We went to the ER and bypassed the waiting room, only to be taken back to a waiting room in the treatment area of the ER. Over the course of a few hours, I was poked, prodded, had blood taken, and waited. So much waiting. Eventually the doctor from upstairs took me into an exam room and fired off a bunch of questions at me, told me I had a pulmonary embolism in the left bottom quadrant of my lungs, gave me some blood thinners on the spot, and gave me a prescription for blood thinner and sent me on my way. I left in a bit of a daze, feeling even worse than I had been feeling the last few days.
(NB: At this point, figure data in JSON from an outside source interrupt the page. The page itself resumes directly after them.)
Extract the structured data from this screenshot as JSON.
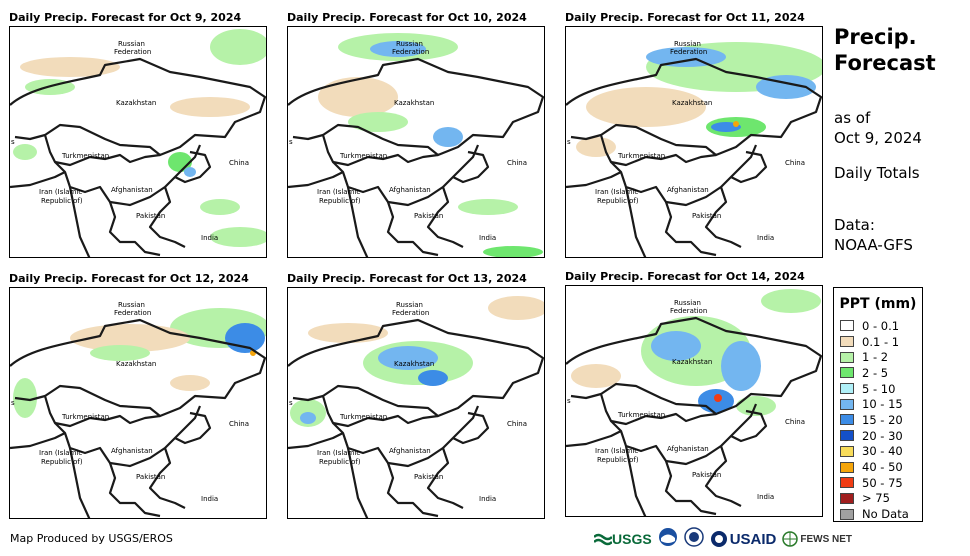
{
  "panels": [
    {
      "title": "Daily Precip. Forecast for Oct 9, 2024"
    },
    {
      "title": "Daily Precip. Forecast for Oct 10, 2024"
    },
    {
      "title": "Daily Precip. Forecast for Oct 11, 2024"
    },
    {
      "title": "Daily Precip. Forecast for Oct 12, 2024"
    },
    {
      "title": "Daily Precip. Forecast for Oct 13, 2024"
    },
    {
      "title": "Daily Precip. Forecast for Oct 14, 2024"
    }
  ],
  "map_labels": {
    "russia_1": "Russian",
    "russia_2": "Federation",
    "kazakhstan": "Kazakhstan",
    "turkmenistan": "Turkmenistan",
    "china": "China",
    "iran_1": "Iran  (Islamic",
    "iran_2": "Republic of)",
    "afghanistan": "Afghanistan",
    "pakistan": "Pakistan",
    "india": "India",
    "edge_s": "s"
  },
  "side": {
    "title_1": "Precip.",
    "title_2": "Forecast",
    "asof_1": "as of",
    "asof_2": "Oct 9, 2024",
    "totals": "Daily Totals",
    "data_1": "Data:",
    "data_2": "NOAA-GFS"
  },
  "legend": {
    "title": "PPT (mm)",
    "items": [
      {
        "label": "0 - 0.1",
        "color": "#ffffff"
      },
      {
        "label": "0.1 - 1",
        "color": "#f2dcbb"
      },
      {
        "label": "1 - 2",
        "color": "#b6f2a8"
      },
      {
        "label": "2 - 5",
        "color": "#6ee66e"
      },
      {
        "label": "5 - 10",
        "color": "#b0f0f8"
      },
      {
        "label": "10 - 15",
        "color": "#73b6f0"
      },
      {
        "label": "15 - 20",
        "color": "#3c8ce6"
      },
      {
        "label": "20 - 30",
        "color": "#1450c8"
      },
      {
        "label": "30 - 40",
        "color": "#f8dc5a"
      },
      {
        "label": "40 - 50",
        "color": "#f5a50a"
      },
      {
        "label": "50 - 75",
        "color": "#f03c14"
      },
      {
        "label": "> 75",
        "color": "#a01e1e"
      },
      {
        "label": "No Data",
        "color": "#a0a0a0"
      }
    ]
  },
  "footer": {
    "credit": "Map Produced by USGS/EROS"
  },
  "logos": {
    "usgs": "USGS",
    "usaid": "USAID",
    "fews": "FEWS NET"
  }
}
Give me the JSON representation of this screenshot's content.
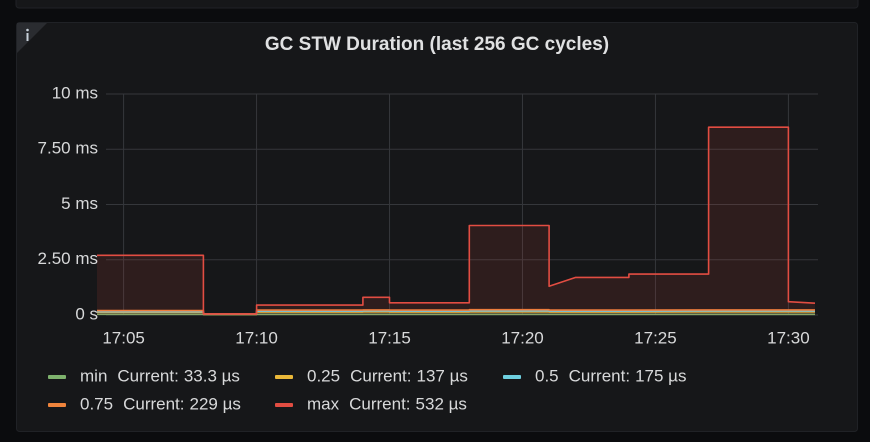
{
  "chart_data": {
    "type": "line",
    "title": "GC STW Duration (last 256 GC cycles)",
    "x": [
      "17:04",
      "17:08",
      "17:08",
      "17:10",
      "17:10",
      "17:14",
      "17:14",
      "17:15",
      "17:15",
      "17:18",
      "17:18",
      "17:21",
      "17:21",
      "17:22",
      "17:24",
      "17:24",
      "17:27",
      "17:27",
      "17:30",
      "17:30",
      "17:31"
    ],
    "xlim": [
      "17:04",
      "17:31"
    ],
    "xticks": [
      "17:05",
      "17:10",
      "17:15",
      "17:20",
      "17:25",
      "17:30"
    ],
    "ylim": [
      0,
      10
    ],
    "yticks": [
      {
        "value": 0,
        "label": "0 s"
      },
      {
        "value": 2.5,
        "label": "2.50 ms"
      },
      {
        "value": 5,
        "label": "5 ms"
      },
      {
        "value": 7.5,
        "label": "7.50 ms"
      },
      {
        "value": 10,
        "label": "10 ms"
      }
    ],
    "grid": true,
    "legend_current_label": "Current:",
    "series": [
      {
        "name": "min",
        "color": "#7eb26d",
        "current": "33.3 µs",
        "values": [
          0.03,
          0.03,
          0.02,
          0.02,
          0.03,
          0.03,
          0.03,
          0.03,
          0.03,
          0.03,
          0.03,
          0.03,
          0.03,
          0.03,
          0.03,
          0.03,
          0.03,
          0.03,
          0.03,
          0.03,
          0.0333
        ]
      },
      {
        "name": "0.25",
        "color": "#eab839",
        "current": "137 µs",
        "values": [
          0.12,
          0.12,
          0.03,
          0.03,
          0.13,
          0.13,
          0.14,
          0.14,
          0.13,
          0.13,
          0.14,
          0.14,
          0.13,
          0.13,
          0.13,
          0.13,
          0.14,
          0.14,
          0.14,
          0.14,
          0.137
        ]
      },
      {
        "name": "0.5",
        "color": "#6ed0e0",
        "current": "175 µs",
        "values": [
          0.15,
          0.15,
          0.04,
          0.04,
          0.17,
          0.17,
          0.18,
          0.18,
          0.17,
          0.17,
          0.18,
          0.18,
          0.17,
          0.17,
          0.17,
          0.17,
          0.18,
          0.18,
          0.18,
          0.18,
          0.175
        ]
      },
      {
        "name": "0.75",
        "color": "#ef843c",
        "current": "229 µs",
        "values": [
          0.2,
          0.2,
          0.05,
          0.05,
          0.22,
          0.22,
          0.23,
          0.23,
          0.22,
          0.22,
          0.24,
          0.24,
          0.22,
          0.22,
          0.22,
          0.22,
          0.23,
          0.23,
          0.23,
          0.23,
          0.229
        ]
      },
      {
        "name": "max",
        "color": "#e24d42",
        "current": "532 µs",
        "fill": true,
        "values": [
          2.7,
          2.7,
          0.05,
          0.05,
          0.45,
          0.45,
          0.8,
          0.8,
          0.55,
          0.55,
          4.05,
          4.05,
          1.3,
          1.7,
          1.7,
          1.85,
          1.85,
          8.5,
          8.5,
          0.6,
          0.532
        ]
      }
    ]
  }
}
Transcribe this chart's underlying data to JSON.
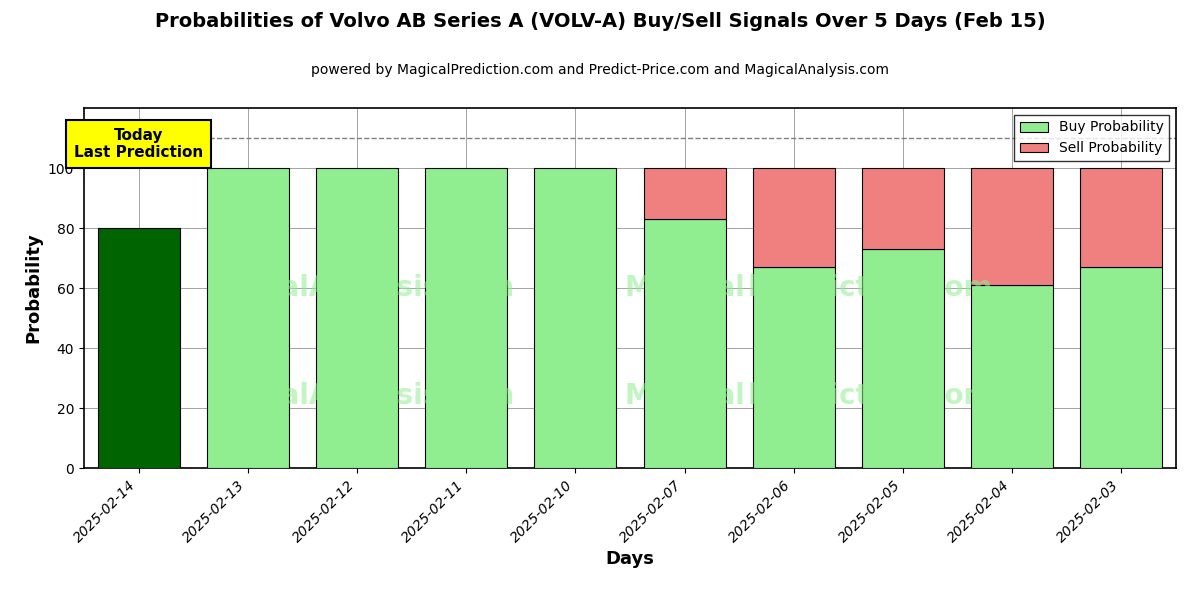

This past year has gone by in a bit of a blur. I was off of work from March until September. Things weren’t getting better quickly as I had hoped. There were some complications with my heart, and lots of waiting for tests, and then even more waiting for test results. It’s been a year and all of the complications have settled down, but I’m left with a lingering shortness of breath, some regular chest pain, and anxiety and the inability to cope with things the way that I used to be able to. I feel like my reaction to things escalates quickly, leaving me with a rapid heartbeat and a tightening in my chest that I have never experienced before. It is scary, but it is also my new normal. I’m hoping that over time it slowly goes away.
They say what doesn’t kill you makes you stronger. This didn’t kill me. I’m not entirely sure how much stronger I feel, but I’ve definitely changed my perspective on a lot of things in my life. Life is short, and there is no sense being unhappy with situations we find ourselves in. I’m finding that I am much more selfish when it comes to my needs. It’s easier to say no when I don’t want to do something, and it also gave me perspective on the people that are most important to me. When something so major happens, you really learn who your people are. Relationships I had with many people were either strengthened, or shattered; I needed to be a taker (as much as it was incredibly difficult for me), and I didn’t have a whole lot to give to people. It gave me some clear perspective on the people that I need and want in my life. I think that that alone was a silver lining on a dark cloud.
I’ve also started taking better care of myself. I urge everyone to do this more. Sometimes as a working mother, I spent so much time being “perfect” at home and at work, that I did not notice the toll it was taking and that the exhaustion and stress I was feeling was not as necessary as I thought it was. I’m actually a healthier and happier person when I put my own needs first sometimes, and that makes me so much better for my family and in my job.
So, in March, Blood Clot Awareness month, I share my story with hope that someone else goes to the doctor at the beginning of their symptoms and not try to be a hero. If I would have kept my hero facade going for any longer, I may not have been here to write this.